Serifen im Kaffeesatz: Ein Typograf packt aus
Da bin ich also, in meinem Hoodie (mit einem gebügelten Hemd würde man als Kreativer vermutlich gar nicht erkannt werden). Bereit, die Welt der Buchstaben zu erobern. Erst einmal Kaffee, sonst komme ich nicht in Fahrt.
Erstes Highlight des Tages: schon wieder der Drucker. Dieses temperamentvolle Biest, das Launen hat wie eine Filmdiva. Zuerst wird das dicke Papier nicht richtig eingezogen, dann gibt es einen Papierstau. »Bitte, bitte, heute keine Streifen auf dem A3-Print.« Spoiler: Es gibt immer Streifen.

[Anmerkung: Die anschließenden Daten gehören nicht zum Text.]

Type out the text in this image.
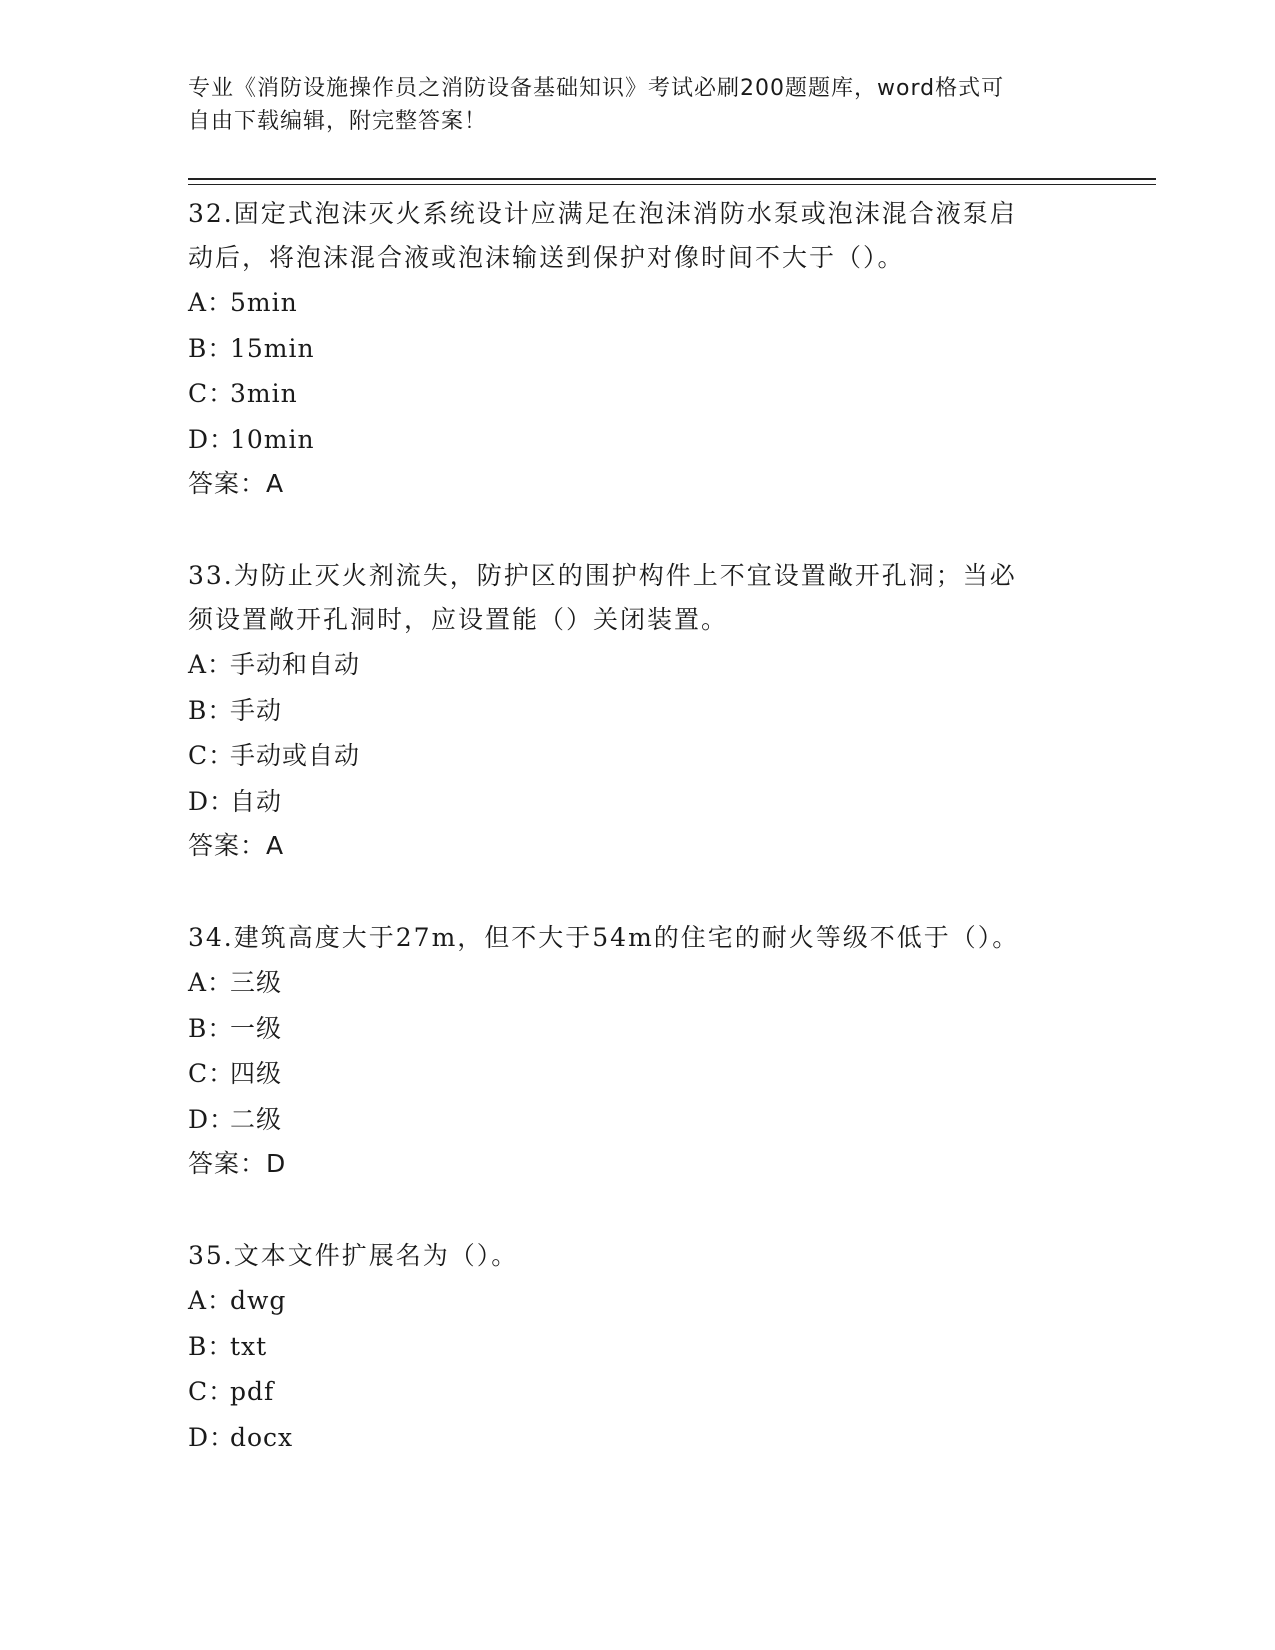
专业《消防设施操作员之消防设备基础知识》考试必刷200题题库，word格式可
自由下载编辑，附完整答案！

32.固定式泡沫灭火系统设计应满足在泡沫消防水泵或泡沫混合液泵启

动后，将泡沫混合液或泡沫输送到保护对像时间不大于（）。

A：5min

B：15min

C：3min

D：10min

答案：A

33.为防止灭火剂流失，防护区的围护构件上不宜设置敞开孔洞；当必

须设置敞开孔洞时，应设置能（）关闭装置。

A：手动和自动

B：手动

C：手动或自动

D：自动

答案：A

34.建筑高度大于27m，但不大于54m的住宅的耐火等级不低于（）。

A：三级

B：一级

C：四级

D：二级

答案：D

35.文本文件扩展名为（）。

A：dwg

B：txt

C：pdf

D：docx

Dann der Moment, wenn die Kundin dir ihre Wünsche erklärt – eigentlich kommt ›Kunde‹ ja von ›kundig‹, aber wir wissen alle, wie das in der Realität aussieht. Es gab zwar aus Zeitgründen kein vernünftiges Briefing, aber so hat man sich das nicht vorgestellt. »Ich möchte etwas Modernes, aber auch Zeitloses, etwas Auffälliges, aber nicht oberflächig, und es soll beim ersten Blick ›poppen‹! Vielleicht eine Mischung aus Entwurf 2, 3 und 5? Es muss in Google halt gut aussehen. Oder probiere doch einfach mal was ganz Neues aus. Verstehst du, was ich meine?« Klar, Gedankenlesen ist mein Business. Ich nicke, lächle und denke: »Sagte sie gerade wirklich poppen? Vielleicht … irgend etwas … in Warhols Pop-Art-Stil?«
Es folgt das endlose Spiel: »Ich glaube, der Abstand zwischen dem ›T‹ und dem ›A‹ ist um 0,003 mm zu groß. Oder zu klein, weiß nicht. Kannst du mal gucken?« Ich zücke meinen Fadenzähler. Was wäre ein Grafiker ohne sein präzisestes Werkzeug, das ich fast immer bei mir habe? Fast so wichtig wie der Kaffee – hm, schon wieder kalt. Ich schenke mir noch mal nach.
Jetzt habe ich es: ›Auftraggeber‹ ist das bessere Wort statt ›Kunde‹. Also weniger »ich bin ›kundig‹ und weiß, was Sache ist«, sondern eher »ich gebe dir als Fachkraft den ›Auftrag‹, mich durch dieses Chaos zu führen«. Wenn der Anfangs ratlose Auftraggeber bei der Präsentation dann das Gefühl bekommt, doch kundig zu sein, dann war es schießlich auch für mich wieder ein guter Tag im Office.
Die Flut der E-Mails scheint endlos zu werden. Ein Blick auf die Uhr: Noch nicht einmal Zeit für Mittagspause. Ich hätte jetzt Lust auf Wochenende. Während ich eben in die Welt der Serifenschriften abgetaucht bin fällt mir mein Kaffee ein. Er hat sich still in Eiskaffee verwandelt.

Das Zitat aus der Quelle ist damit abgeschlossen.